Numéro 12 (1980))

Jean TODRANI

par Jean Todrani

(…) orœil, soit. Dans oreille, il y a bouche, orifice (ou alors écrire aureille) et puis l’œil, c’est avec paupières, soit lèvre d’où déguster et encore déguster. Nous voilà à somatiser vers des organes qui se protègent si bien avec leurs sécrétions. Avec quel organe écrire ? est-il demandé ? Mais le museau issu du rhinencéphale, la gueule, au plus profond de la face, en quelque sorte derrière les affligeants camouflages de l’expression, derrière le visage damasquiné. Avec, en écoute la molle perception de tout le corps épars qui répète ses sanies pour exorciser les tranchants. (mais tout ce qui parait sanies est prodigieusement gai sous le microscope).
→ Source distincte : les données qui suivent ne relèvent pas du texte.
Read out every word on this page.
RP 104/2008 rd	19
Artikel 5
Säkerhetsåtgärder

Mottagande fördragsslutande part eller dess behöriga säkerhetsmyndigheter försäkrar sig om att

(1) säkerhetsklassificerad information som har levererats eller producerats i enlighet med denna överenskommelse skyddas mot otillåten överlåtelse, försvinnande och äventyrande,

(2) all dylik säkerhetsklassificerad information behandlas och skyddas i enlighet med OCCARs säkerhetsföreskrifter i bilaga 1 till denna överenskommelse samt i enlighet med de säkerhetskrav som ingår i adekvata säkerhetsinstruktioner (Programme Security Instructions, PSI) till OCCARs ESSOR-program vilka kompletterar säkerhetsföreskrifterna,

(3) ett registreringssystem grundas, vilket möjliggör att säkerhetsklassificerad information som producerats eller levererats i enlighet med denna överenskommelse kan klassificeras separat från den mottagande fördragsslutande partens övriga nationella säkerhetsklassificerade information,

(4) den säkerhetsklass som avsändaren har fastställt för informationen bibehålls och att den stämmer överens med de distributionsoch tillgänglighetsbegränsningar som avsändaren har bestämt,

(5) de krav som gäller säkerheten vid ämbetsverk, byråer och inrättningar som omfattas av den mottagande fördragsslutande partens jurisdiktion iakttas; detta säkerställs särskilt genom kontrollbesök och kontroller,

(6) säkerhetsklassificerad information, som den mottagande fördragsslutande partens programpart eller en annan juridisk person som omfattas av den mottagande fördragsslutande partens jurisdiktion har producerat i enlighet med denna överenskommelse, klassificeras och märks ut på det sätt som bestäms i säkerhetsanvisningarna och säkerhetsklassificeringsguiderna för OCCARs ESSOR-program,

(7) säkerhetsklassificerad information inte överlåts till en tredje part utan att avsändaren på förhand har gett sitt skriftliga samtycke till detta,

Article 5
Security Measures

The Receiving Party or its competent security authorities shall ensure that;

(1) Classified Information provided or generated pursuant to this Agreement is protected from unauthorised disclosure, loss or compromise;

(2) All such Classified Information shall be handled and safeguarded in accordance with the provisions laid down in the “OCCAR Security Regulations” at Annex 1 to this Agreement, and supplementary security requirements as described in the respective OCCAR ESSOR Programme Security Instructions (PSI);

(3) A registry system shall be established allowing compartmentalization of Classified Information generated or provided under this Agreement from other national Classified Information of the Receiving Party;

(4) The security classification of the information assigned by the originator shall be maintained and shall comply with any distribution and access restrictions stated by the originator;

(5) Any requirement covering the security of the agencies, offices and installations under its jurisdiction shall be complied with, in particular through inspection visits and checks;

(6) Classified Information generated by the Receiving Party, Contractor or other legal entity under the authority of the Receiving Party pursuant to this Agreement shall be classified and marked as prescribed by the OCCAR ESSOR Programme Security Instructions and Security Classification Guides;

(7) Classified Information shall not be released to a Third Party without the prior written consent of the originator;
Ou bien : organe-langue issu de l’estomac et lancé sur le papier pour récupérer toutes apparitions comestibles (mots crus avant cuisson syntaxique) issues de moi par un autre bout. (on voit le cycle). Mais ce départ des mouvements de l’écriture, du museau ou de la langue vivace, ne sera jamais publié, dommage, on ne signale que l’effet, auquel les horreurs de l’apprentissage nous forcent. Alors que l’écriture doit ravager l’écrit. D’où universelle frayeur devant cet organe.

Quant à la lecture, si tant est qu’on y parvienne, quel organe pourrait-on déposer (afin d’y jouir) dans les épaisseurs d’un livre étranger, hérissé de parasites. Identifier cet organe pour le caresser serait détrôner le néocortex (enfin) je m’y emploie.
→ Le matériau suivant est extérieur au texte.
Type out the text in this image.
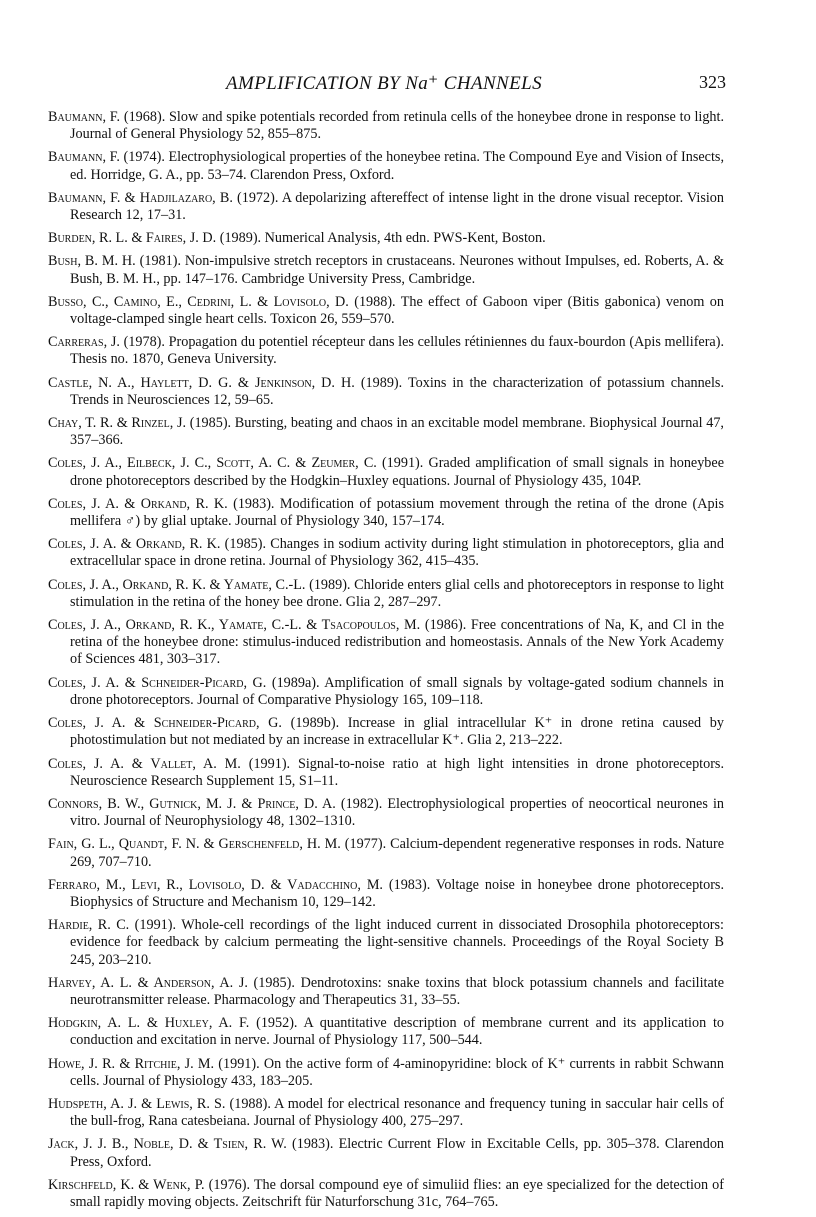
AMPLIFICATION BY Na⁺ CHANNELS	323

Baumann, F. (1968). Slow and spike potentials recorded from retinula cells of the honeybee drone in response to light. Journal of General Physiology 52, 855–875.

Baumann, F. (1974). Electrophysiological properties of the honeybee retina. The Compound Eye and Vision of Insects, ed. Horridge, G. A., pp. 53–74. Clarendon Press, Oxford.

Baumann, F. & Hadjilazaro, B. (1972). A depolarizing aftereffect of intense light in the drone visual receptor. Vision Research 12, 17–31.

Burden, R. L. & Faires, J. D. (1989). Numerical Analysis, 4th edn. PWS-Kent, Boston.

Bush, B. M. H. (1981). Non-impulsive stretch receptors in crustaceans. Neurones without Impulses, ed. Roberts, A. & Bush, B. M. H., pp. 147–176. Cambridge University Press, Cambridge.

Busso, C., Camino, E., Cedrini, L. & Lovisolo, D. (1988). The effect of Gaboon viper (Bitis gabonica) venom on voltage-clamped single heart cells. Toxicon 26, 559–570.

Carreras, J. (1978). Propagation du potentiel récepteur dans les cellules rétiniennes du faux-bourdon (Apis mellifera). Thesis no. 1870, Geneva University.

Castle, N. A., Haylett, D. G. & Jenkinson, D. H. (1989). Toxins in the characterization of potassium channels. Trends in Neurosciences 12, 59–65.

Chay, T. R. & Rinzel, J. (1985). Bursting, beating and chaos in an excitable model membrane. Biophysical Journal 47, 357–366.

Coles, J. A., Eilbeck, J. C., Scott, A. C. & Zeumer, C. (1991). Graded amplification of small signals in honeybee drone photoreceptors described by the Hodgkin–Huxley equations. Journal of Physiology 435, 104P.

Coles, J. A. & Orkand, R. K. (1983). Modification of potassium movement through the retina of the drone (Apis mellifera ♂) by glial uptake. Journal of Physiology 340, 157–174.

Coles, J. A. & Orkand, R. K. (1985). Changes in sodium activity during light stimulation in photoreceptors, glia and extracellular space in drone retina. Journal of Physiology 362, 415–435.

Coles, J. A., Orkand, R. K. & Yamate, C.-L. (1989). Chloride enters glial cells and photoreceptors in response to light stimulation in the retina of the honey bee drone. Glia 2, 287–297.

Coles, J. A., Orkand, R. K., Yamate, C.-L. & Tsacopoulos, M. (1986). Free concentrations of Na, K, and Cl in the retina of the honeybee drone: stimulus-induced redistribution and homeostasis. Annals of the New York Academy of Sciences 481, 303–317.

Coles, J. A. & Schneider-Picard, G. (1989a). Amplification of small signals by voltage-gated sodium channels in drone photoreceptors. Journal of Comparative Physiology 165, 109–118.

Coles, J. A. & Schneider-Picard, G. (1989b). Increase in glial intracellular K⁺ in drone retina caused by photostimulation but not mediated by an increase in extracellular K⁺. Glia 2, 213–222.

Coles, J. A. & Vallet, A. M. (1991). Signal-to-noise ratio at high light intensities in drone photoreceptors. Neuroscience Research Supplement 15, S1–11.

Connors, B. W., Gutnick, M. J. & Prince, D. A. (1982). Electrophysiological properties of neocortical neurones in vitro. Journal of Neurophysiology 48, 1302–1310.

Fain, G. L., Quandt, F. N. & Gerschenfeld, H. M. (1977). Calcium-dependent regenerative responses in rods. Nature 269, 707–710.

Ferraro, M., Levi, R., Lovisolo, D. & Vadacchino, M. (1983). Voltage noise in honeybee drone photoreceptors. Biophysics of Structure and Mechanism 10, 129–142.

Hardie, R. C. (1991). Whole-cell recordings of the light induced current in dissociated Drosophila photoreceptors: evidence for feedback by calcium permeating the light-sensitive channels. Proceedings of the Royal Society B 245, 203–210.

Harvey, A. L. & Anderson, A. J. (1985). Dendrotoxins: snake toxins that block potassium channels and facilitate neurotransmitter release. Pharmacology and Therapeutics 31, 33–55.

Hodgkin, A. L. & Huxley, A. F. (1952). A quantitative description of membrane current and its application to conduction and excitation in nerve. Journal of Physiology 117, 500–544.

Howe, J. R. & Ritchie, J. M. (1991). On the active form of 4-aminopyridine: block of K⁺ currents in rabbit Schwann cells. Journal of Physiology 433, 183–205.

Hudspeth, A. J. & Lewis, R. S. (1988). A model for electrical resonance and frequency tuning in saccular hair cells of the bull-frog, Rana catesbeiana. Journal of Physiology 400, 275–297.

Jack, J. J. B., Noble, D. & Tsien, R. W. (1983). Electric Current Flow in Excitable Cells, pp. 305–378. Clarendon Press, Oxford.

Kirschfeld, K. & Wenk, P. (1976). The dorsal compound eye of simuliid flies: an eye specialized for the detection of small rapidly moving objects. Zeitschrift für Naturforschung 31c, 764–765.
Quant à dormir (numéro 3) je n’y suis pas, jamais, même pas dans la logorrhée du cauchemar. même à crier. Cette voix n’est pas ma voix, elle m’est arrachée par les troubles de l’air, engloutie dans une entropie qui dure…

Certes on pourrait (on a pu) doser cet air dans une prosodie impeccable, mais où est le rythme naturel qui gouvernait cette prosodie ?

(4) Acteur encore ? cela supposerait la force de dire (la voix) de faire passer droguer, soit un quelconque pouvoir, une connaissance, ou bien, (je voudrais) acteur sans texte fors celui du corps mutilé, exaspéré d’avoir toujours à retrouver sa respiration, d’où les ruptures de l’écrit, les fragments hargneux, et son impuissance le plus souvent à remonter les courants de l’interdit.

Biologiquement la scène ne peut être qu’à l’infini compliquée. zoophilie partout.